Das Landgericht hat mit Beschluß vom 26.2.1997 den Antragsgegnern die Gerichtskosten des Beschwerdeverfahrens auferlegt; die Erstattung außergerichtlicher Kosten hat es nicht angeordnet. Die Antragstellerin hat „sofortige Beschwerde” eingelegt; sie beantragt, den Antragsgegnern auch ihre außergerichtlichen Kosten im Beschwerdeverfahren aufzuerlegen.

II.

1. Das Rechtsmittel ist als sofortige weitere Beschwerde gemäß § 43 Abs. 1 WEG, § 20a Abs. 2, § 27 Abs. 1 Satz 1 und Abs. 2 FGG zulässig. Die erforderliche Beschwer ist erreicht; die Antragstellerin hat mit den von ihr vorgelegten Anwaltsschreiben nachvollziehbar dargelegt, daß ihr im Zusammenhang mit dem Beschwerdeverfahren außergerichtliche Kosten (Kosten für anwaltschaftliche Beratung, etwa nach § 20 oder § 118 Abs. 1 Nr. 1 BRAGO) von mehr als 200 DM erwachsen sind.

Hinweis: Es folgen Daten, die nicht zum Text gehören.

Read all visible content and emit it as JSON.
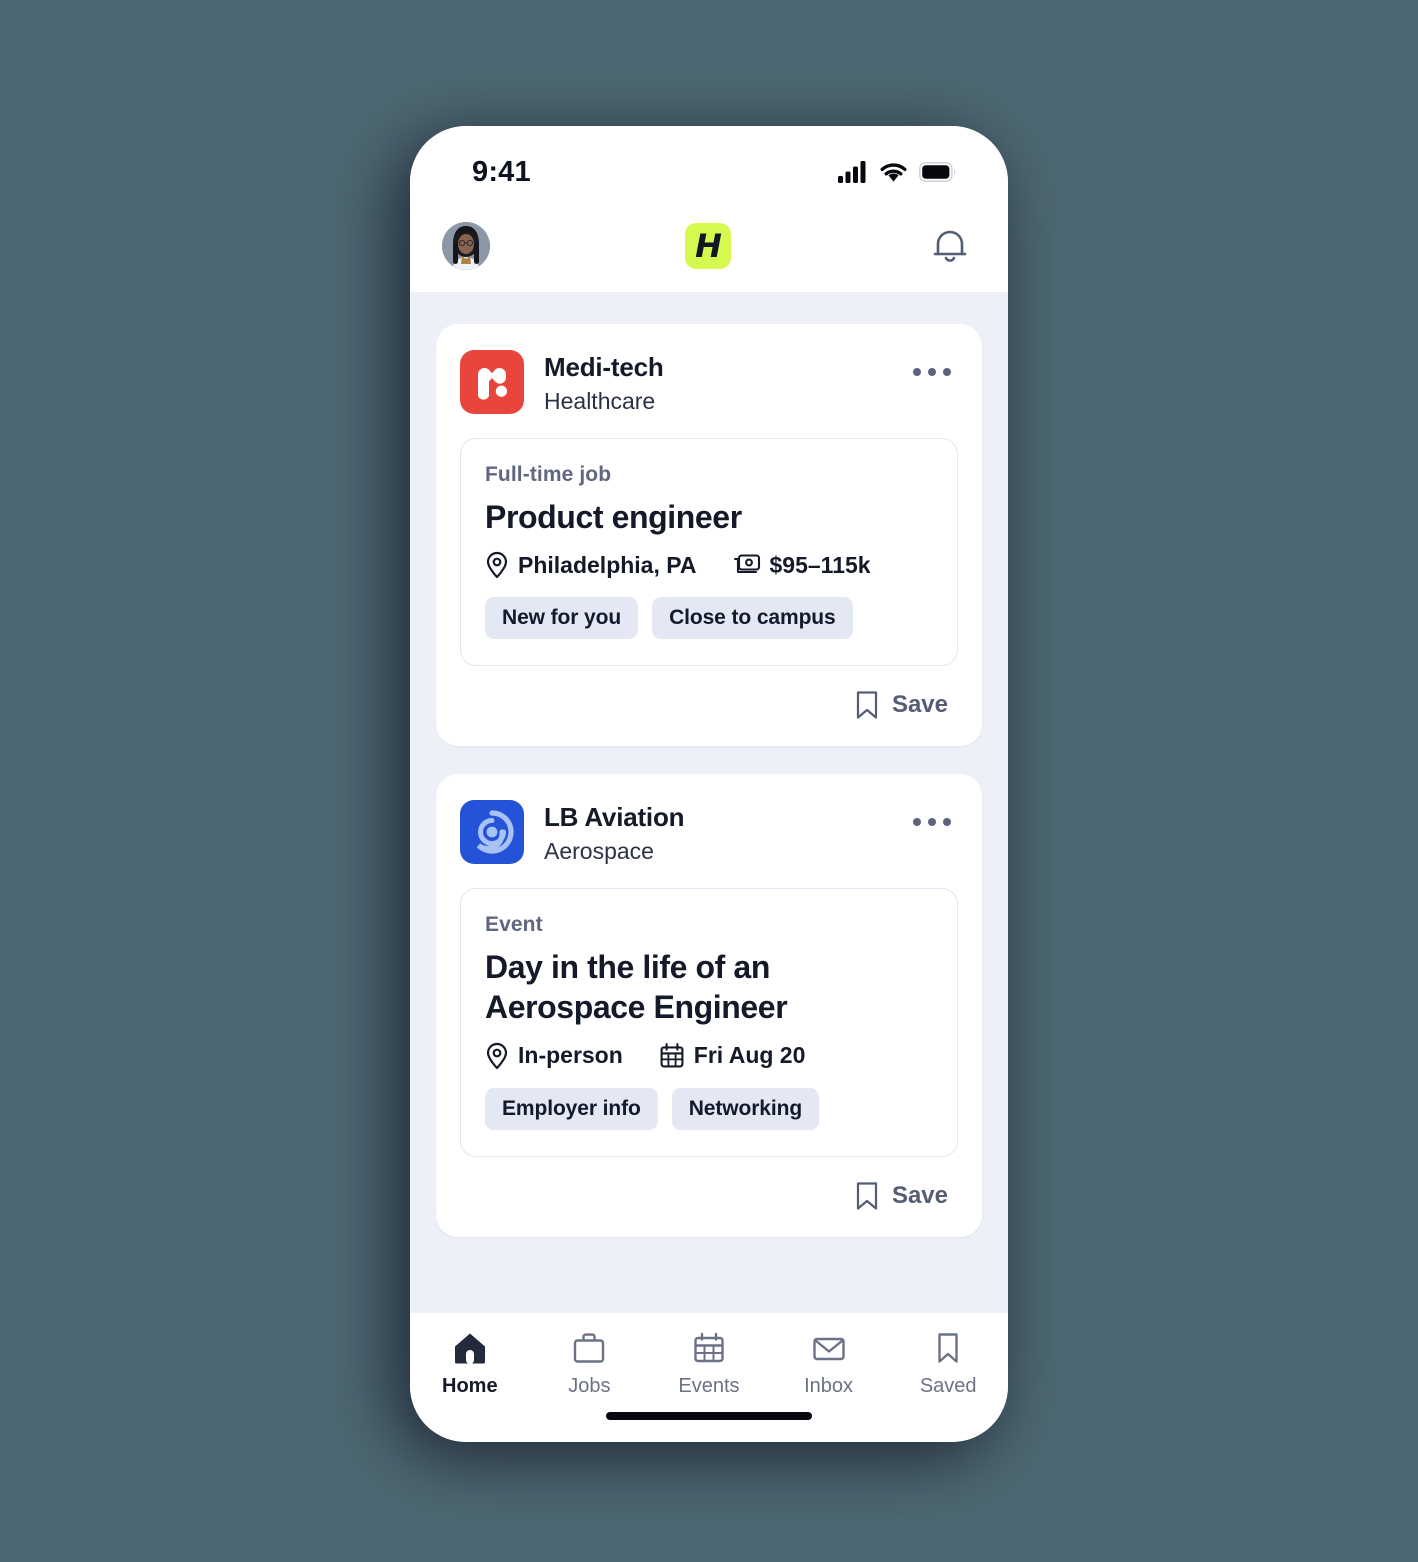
{
  "background_color": "#4d6872",
  "status_bar": {
    "time": "9:41",
    "icons": [
      "cellular-signal-icon",
      "wifi-icon",
      "battery-icon"
    ]
  },
  "app_header": {
    "avatar_name": "avatar",
    "brand_letter": "H",
    "brand_color": "#d6f94f",
    "notifications_icon": "bell-icon"
  },
  "feed": {
    "cards": [
      {
        "org_name": "Medi-tech",
        "org_industry": "Healthcare",
        "logo_color": "#e8453c",
        "logo_icon": "medi-tech-logo",
        "more_icon": "more-options-icon",
        "kicker": "Full-time job",
        "title": "Product engineer",
        "meta": [
          {
            "icon": "location-pin-icon",
            "text": "Philadelphia, PA"
          },
          {
            "icon": "money-icon",
            "text": "$95–115k"
          }
        ],
        "chips": [
          "New for you",
          "Close to campus"
        ],
        "save_label": "Save",
        "save_icon": "bookmark-icon"
      },
      {
        "org_name": "LB Aviation",
        "org_industry": "Aerospace",
        "logo_color": "#2553d8",
        "logo_icon": "lb-aviation-logo",
        "more_icon": "more-options-icon",
        "kicker": "Event",
        "title": "Day in the life of an Aerospace Engineer",
        "meta": [
          {
            "icon": "location-pin-icon",
            "text": "In-person"
          },
          {
            "icon": "calendar-icon",
            "text": "Fri Aug 20"
          }
        ],
        "chips": [
          "Employer info",
          "Networking"
        ],
        "save_label": "Save",
        "save_icon": "bookmark-icon"
      }
    ]
  },
  "tabbar": {
    "items": [
      {
        "label": "Home",
        "icon": "home-icon",
        "active": true
      },
      {
        "label": "Jobs",
        "icon": "briefcase-icon",
        "active": false
      },
      {
        "label": "Events",
        "icon": "calendar-icon",
        "active": false
      },
      {
        "label": "Inbox",
        "icon": "envelope-icon",
        "active": false
      },
      {
        "label": "Saved",
        "icon": "bookmark-icon",
        "active": false
      }
    ]
  }
}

2. Das Rechtsmittel hat auch in der Sache Erfolg.

a) Das Landgericht hat ausgeführt: Grundsätzlich erscheine es angebracht, daß derjenige, der ein Rechtsmittelverfahren in Gang gesetzt hat, nicht nur die Gerichtskosten zu tragen, sondern auch die einem anderen Beteiligten entstandenen außergerichtlichen Kosten zu erstatten habe, wenn er das Rechtsmittel zurücknimmt; nur besondere Umstände könnten eine andere Beurteilung rechtfertigen. Solche Umstände lägen hier vor. Der Ausgang des Verfahrens sei ungewiß gewesen, da eine bisher obergerichtlich noch nicht entschiedene Frage zu beurteilen gewesen wäre.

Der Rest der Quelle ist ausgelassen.